From the 2016 version to the 2019 version, the SI design has brought a very considerable speed improvement. The gain is very positive. We have done many years of multi-core solving and improvement. Here we can see that the investment in HPC 128 cores can bring about 40 times acceleration, which is very advantageous. After all, under the current 5G application background, the technical requirements of high frequency, high speed and high speed are increasingly dependent on simulation.

In addition, a set of statistical data on different resource configurations of the model on cloud computing resources is attached as a reference in the cloud application environment.

Cloud computing has three predefined machine configurations by default, namely:

• Small: 8 cores, 224 GB node

• Medium: 16 cores, 224 GB node

• Large: 32 cores, 448 GBs, two nodes

From the data, in order to improve efficiency, please don't let the memory size become a problem. Memory is very cheap, automatic high-performance computing will actively seek to utilize the extra memory on the system, and frequency sweep can solve multiple frequency points in parallel. This process will be further combined with the unique ability of the software to minimize the memory occupied during scan extraction, so as to encapsulate many frequency points into a given memory space.

Of course, if there is less available memory, the solution will not be so fast, and the automatic high-performance computing setting will automatically handle this situation.

2013-2019 Improvements to Broadband Frequency Scanning
This part shows an example of a medium-scale PCB board. The calculation difficulty is that on the one hand, the calculation scale of a single frequency point is not small, on the other hand, the number of frequency points that need to be scanned and calculated is very large, so the calculation cost is relatively high. This is a large model with complex frequency response. It uses HPC 128 core to solve at most. The S-parameter calculation of the 2019 R2 version is only 5 times the memory of the setup solution, but the speed is 4.3 times faster than the HFSS 14 version.

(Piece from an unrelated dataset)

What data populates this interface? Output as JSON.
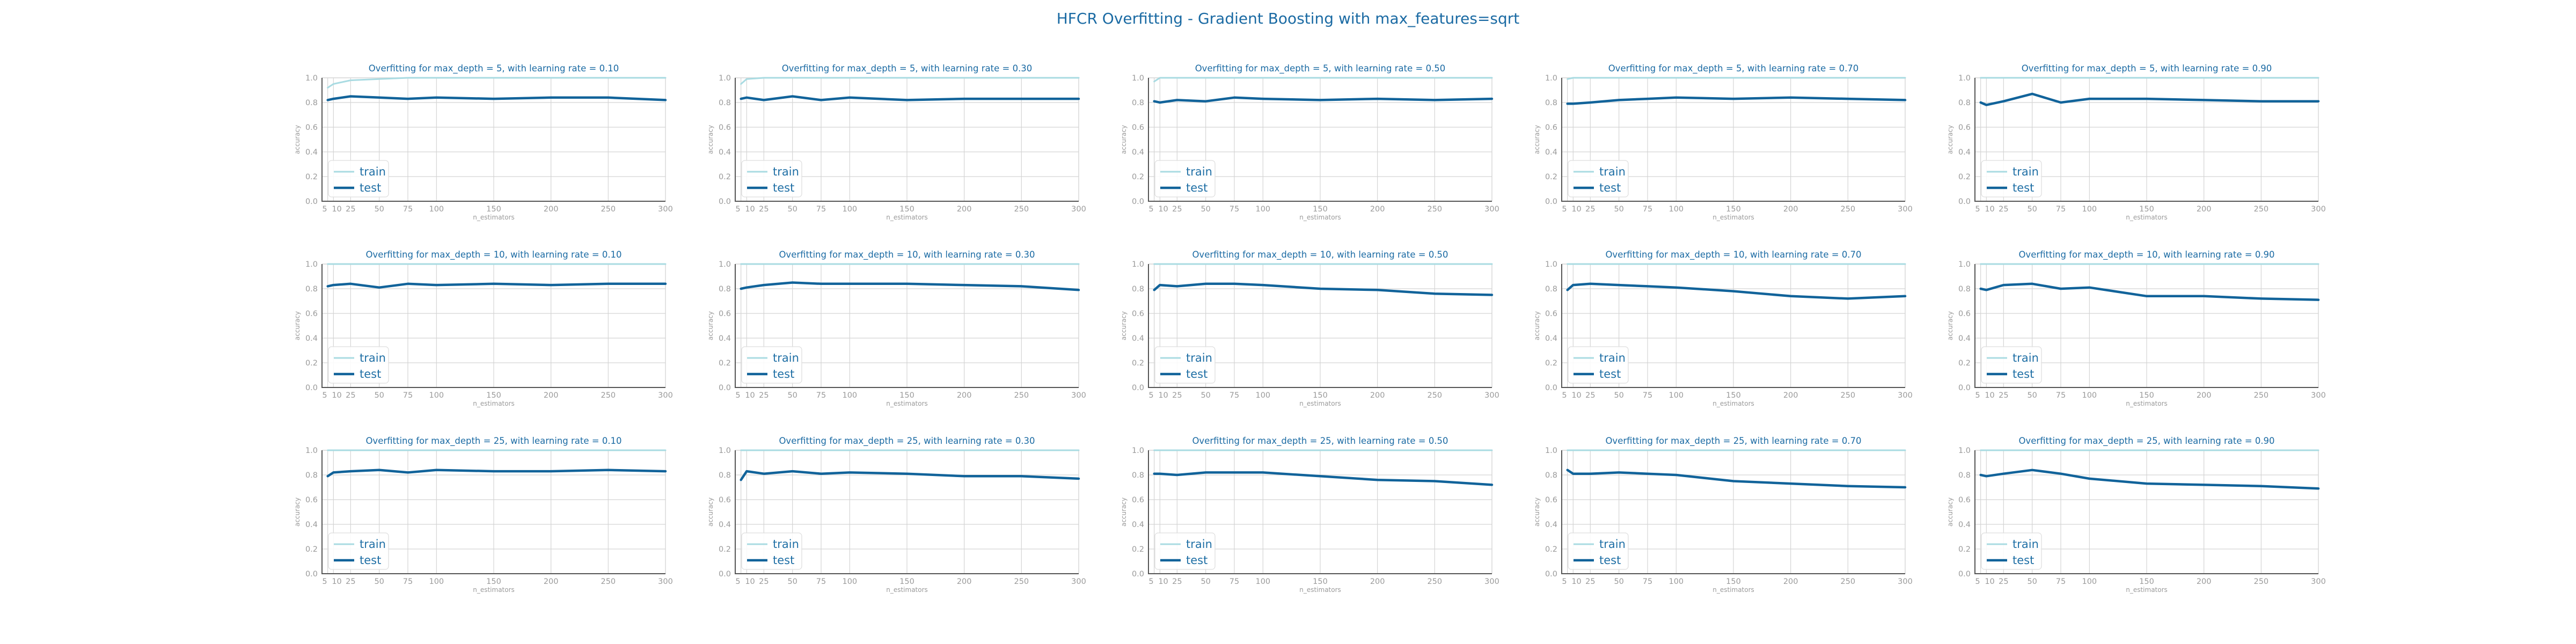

The following are the HFSS 14 version, HFSS 15 version, and HFSS 2019 R2 version. The maximum difference between the versions is 7 major versions, and the age is more than 7 years. We can compare some data (see the table below) to see that the new version is in Significant advantage in solving speed.

The number of HPC has been calculated from 8 cores, 32 cores and 128 cores, respectively, representing the maximum number of cores supported by providing 1, 2 or 3 HPC Packs. For speed purposes, because there are some changes in the number of grid points, it is not strictly corresponding to the comparison, but the difference is small, and the overall problem scale is similar.

HFSS 15 uses a larger grid and more memory, but this is just an illusion of adaptive gridding. In fact, for larger grids, HFSS 15 has better accuracy convergence (0.01 vs. 0.007) .

But as a benchmark, we only consider HFSS 14 analysis using 8-core multiprocessing (it is the old matrix solver). And comparing it with SDM-based HPC 32-core and 128-core analysis, we see that HFSS 15 provides a more accurate analysis for the use of distributed frequency analysis in a shorter time, and it is worth noting that HFSS 15 can be used in the benchmark The time-consuming process has been reduced from 3 days to 5.5 hours, and the HPC acceleration has been reduced from several days to several hours.

Update to the 2019 version, the overall simulation time speed has increased by 4 times, from a single iteration per day to 4 iterations per day. Increased memory usage provides faster simulation time, which is a cost-effective strategy because the cost of memory in the latest generation of computers is relatively low.